Dr. Severin Schwan. Jahrgang 1967 und seit 2008 CEO der F. Hoffmann-La Roche AG mit Hauptsitz in Basel.

Mit einem Jahresgehalt von fast 13 Mio. CHF ist der gebürtige Tiroler Europas bestbezahlter Manager und hat sich als Chef von fast 95.000 Mitarbeitern, wie es heißt, „kompromisslos und leidenschaftlich dem medizinischen Fortschritt und der personalisierten Medizin verschrieben“. Und wenn nun dieser Dr. Severin Schwan etwas behauptet, dann wollen wir das selbstverständlich auch glauben. Selbst wenn es so unglaublich klingt, wie das Folgende (zitiert nach Capital 2/2010, S. 78):

  • Wenn Ihnen der Arzt ein Mittel verschreibt, liegt die Chance, dass es bei Ihnen auch wirkt, im Durchschnitt bei 50 %. Genetisch bedingt fehlen nämlich dazu oft die Rezeptoren an den Körperzellen …
  • Herceptin z.B., unser Arzneimittel gegen Brustkrebs, wirkt nur bei rund 20 % der Frauen. Gemessen am Umsatz ist es dennoch ein Blockbuster (pro Behandlung 40.000 €).
  • Die heutigen Medikamente setzen alle an rund 100 Zielmolekülen an. Gemessen an den über 2 Mio. Proteinen im menschlichen Körper ist das sehr wenig.

Der Dreifach-Staatsbürger Schwan weiß da viel mehr als wir Ärzte. Und wenn die Ärzte das auch wüssten, könnten wohl die Meisten davon nicht mehr schlafen. Denn ein Gewissen haben so ziemlich alle.

Apropos Zielmoleküle: Die Nährstoffe der Natur, nämlich die Aminosäuren, die Vitamine, Mineralien und Omega-3 setzen mit Sicherheit an mehr als nur 100 Zielmolekülen an. Was die Pharmaindustrie da produziert, ist doch eigentlich kläglich. Beschämend, wenn man so will. Wieder ein Beweis, dass die Natur, sprich die

Molekularmedizin der Pharmamedizin tausendfach überlegen ist.
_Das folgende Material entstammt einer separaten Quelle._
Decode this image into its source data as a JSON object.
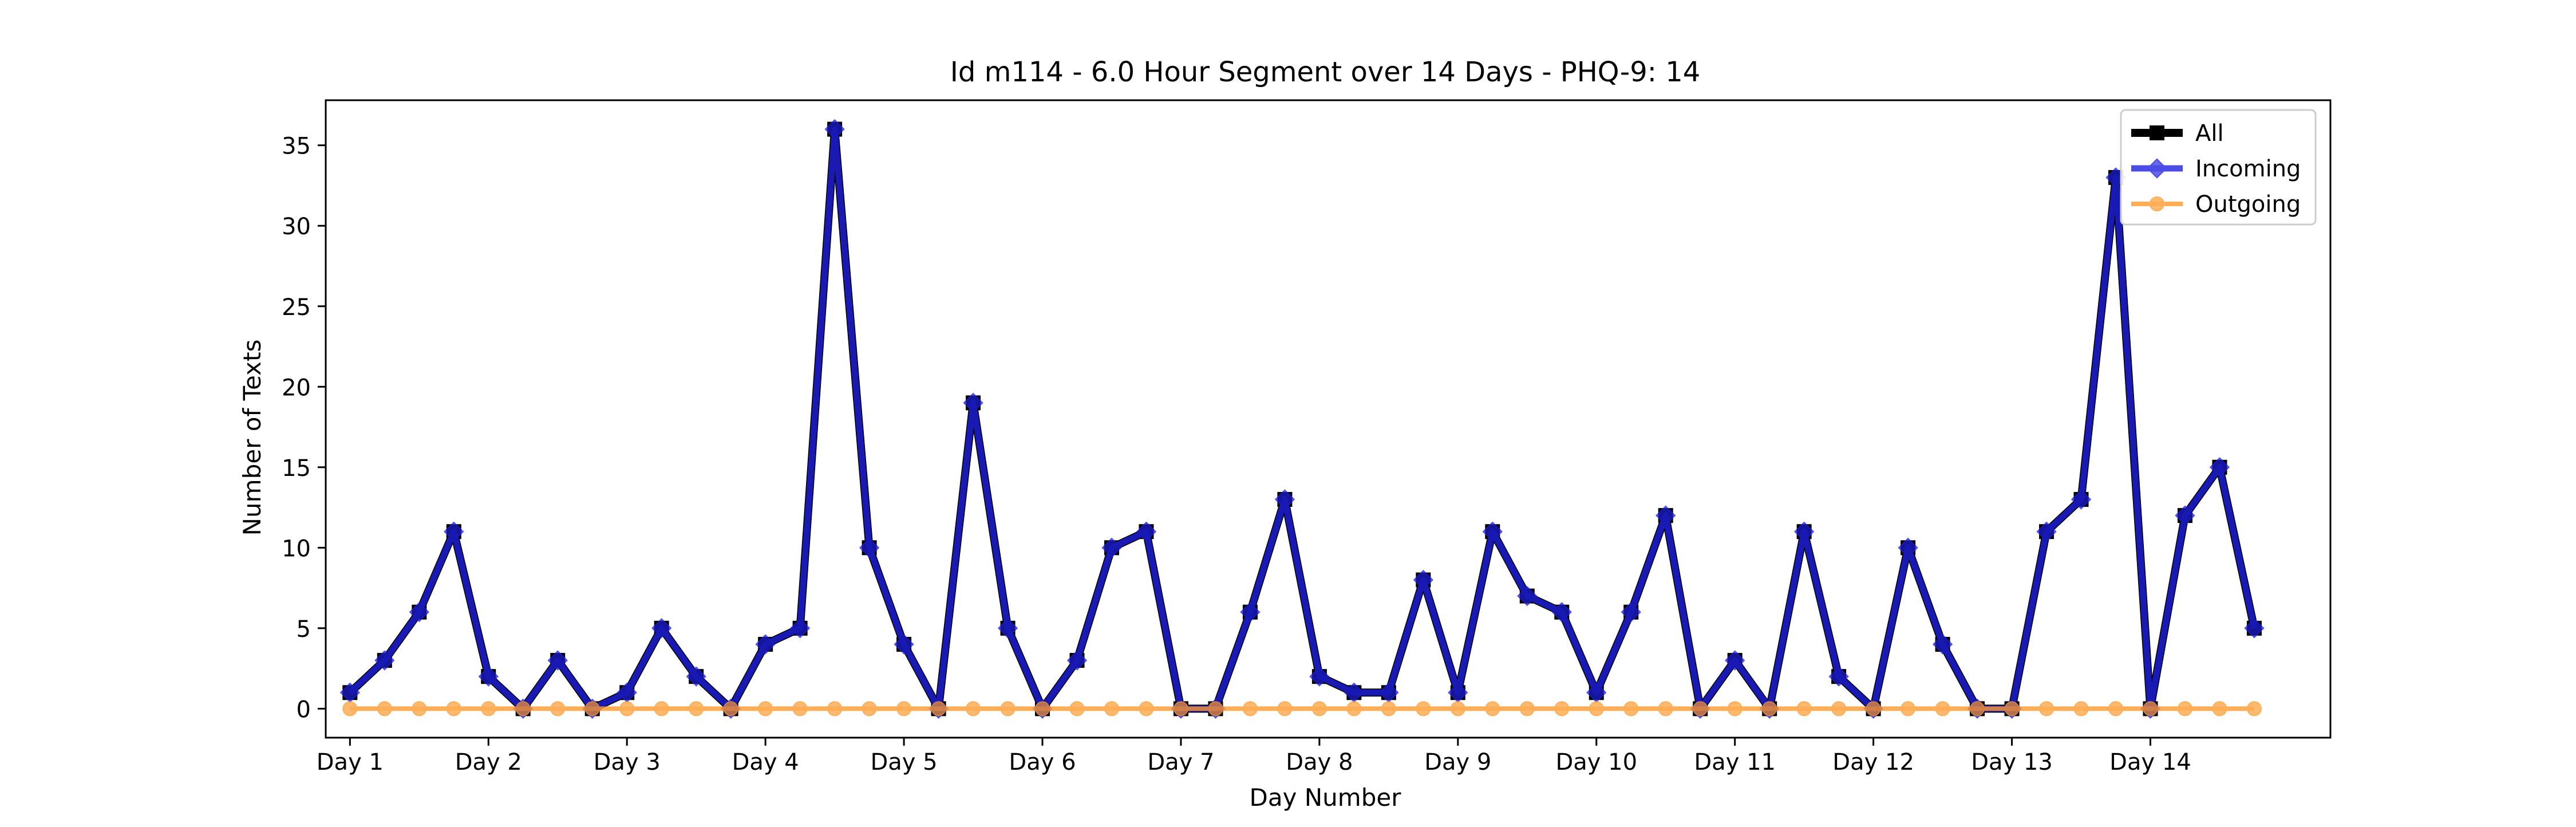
{
  "chart_data": {
    "type": "line",
    "title": "Id m114 - 6.0 Hour Segment over 14 Days - PHQ-9: 14",
    "xlabel": "Day Number",
    "ylabel": "Number of Texts",
    "x_tick_labels": [
      "Day 1",
      "Day 2",
      "Day 3",
      "Day 4",
      "Day 5",
      "Day 6",
      "Day 7",
      "Day 8",
      "Day 9",
      "Day 10",
      "Day 11",
      "Day 12",
      "Day 13",
      "Day 14"
    ],
    "y_ticks": [
      0,
      5,
      10,
      15,
      20,
      25,
      30,
      35
    ],
    "ylim": [
      -1.8,
      37.8
    ],
    "xlim": [
      -0.7,
      57.2
    ],
    "grid": false,
    "legend_position": "top-right",
    "series": [
      {
        "name": "All",
        "color": "#000000",
        "marker": "square",
        "values": [
          1,
          3,
          6,
          11,
          2,
          0,
          3,
          0,
          1,
          5,
          2,
          0,
          4,
          5,
          36,
          10,
          4,
          0,
          19,
          5,
          0,
          3,
          10,
          11,
          0,
          0,
          6,
          13,
          2,
          1,
          1,
          8,
          1,
          11,
          7,
          6,
          1,
          6,
          12,
          0,
          3,
          0,
          11,
          2,
          0,
          10,
          4,
          0,
          0,
          11,
          13,
          33,
          0,
          12,
          15,
          5
        ]
      },
      {
        "name": "Incoming",
        "color": "#2020e0",
        "marker": "diamond",
        "values": [
          1,
          3,
          6,
          11,
          2,
          0,
          3,
          0,
          1,
          5,
          2,
          0,
          4,
          5,
          36,
          10,
          4,
          0,
          19,
          5,
          0,
          3,
          10,
          11,
          0,
          0,
          6,
          13,
          2,
          1,
          1,
          8,
          1,
          11,
          7,
          6,
          1,
          6,
          12,
          0,
          3,
          0,
          11,
          2,
          0,
          10,
          4,
          0,
          0,
          11,
          13,
          33,
          0,
          12,
          15,
          5
        ]
      },
      {
        "name": "Outgoing",
        "color": "#ff9a2e",
        "marker": "circle",
        "values": [
          0,
          0,
          0,
          0,
          0,
          0,
          0,
          0,
          0,
          0,
          0,
          0,
          0,
          0,
          0,
          0,
          0,
          0,
          0,
          0,
          0,
          0,
          0,
          0,
          0,
          0,
          0,
          0,
          0,
          0,
          0,
          0,
          0,
          0,
          0,
          0,
          0,
          0,
          0,
          0,
          0,
          0,
          0,
          0,
          0,
          0,
          0,
          0,
          0,
          0,
          0,
          0,
          0,
          0,
          0,
          0
        ]
      }
    ]
  }
}
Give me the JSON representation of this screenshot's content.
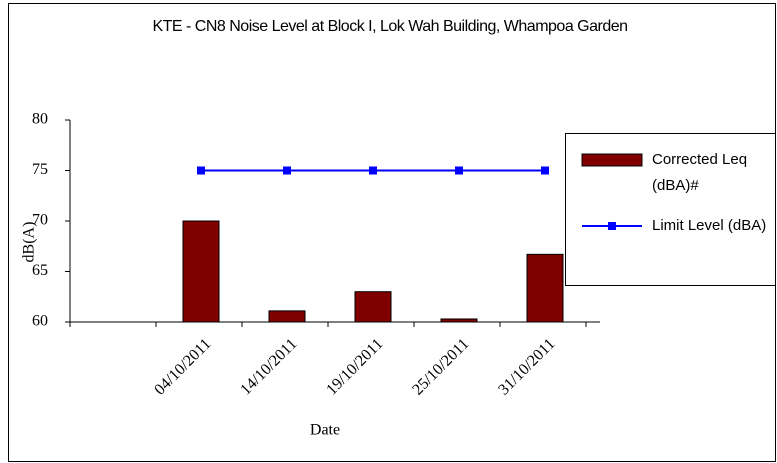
{
  "chart_data": {
    "type": "bar",
    "title": "KTE - CN8 Noise Level at Block I, Lok Wah Building, Whampoa Garden",
    "categories": [
      null,
      "04/10/2011",
      "14/10/2011",
      "19/10/2011",
      "25/10/2011",
      "31/10/2011"
    ],
    "series": [
      {
        "name": "Corrected Leq (dBA)#",
        "type": "bar",
        "color": "#800000",
        "values": [
          null,
          70,
          61.1,
          63,
          60.3,
          66.7
        ]
      },
      {
        "name": "Limit Level (dBA)",
        "type": "line",
        "color": "#0000ff",
        "values": [
          null,
          75,
          75,
          75,
          75,
          75
        ]
      }
    ],
    "xlabel": "Date",
    "ylabel": "dB(A)",
    "ylim": [
      60,
      80
    ],
    "yticks": [
      60,
      65,
      70,
      75,
      80
    ],
    "legend": "right"
  }
}
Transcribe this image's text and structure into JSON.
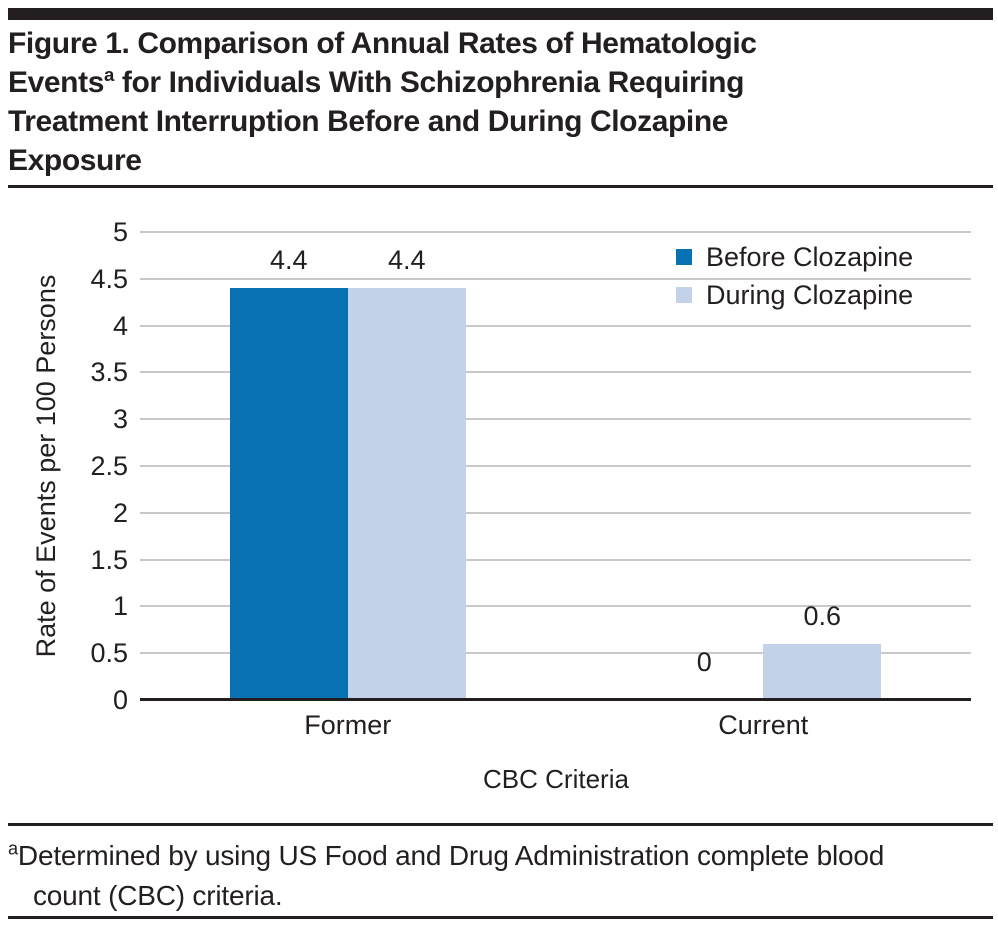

Die nutzt nämlich gleich sehr sehr viel mehr Zielmoleküle im menschlichen Körper. Die begnügt sich nicht nur mit einem winzigen Teil davon, sondern wirkt im Sinne der Ganzkörpergesundheit.

So, jetzt wissen Sie, was Medikamente wirklich taugen ! Da schwören wir Frohmediziner viel lieber auf Bewegung, Ernährung, Denken. In der richtigen Dosis … ebenfalls Medikamente – und ohne Nebenwirkungen.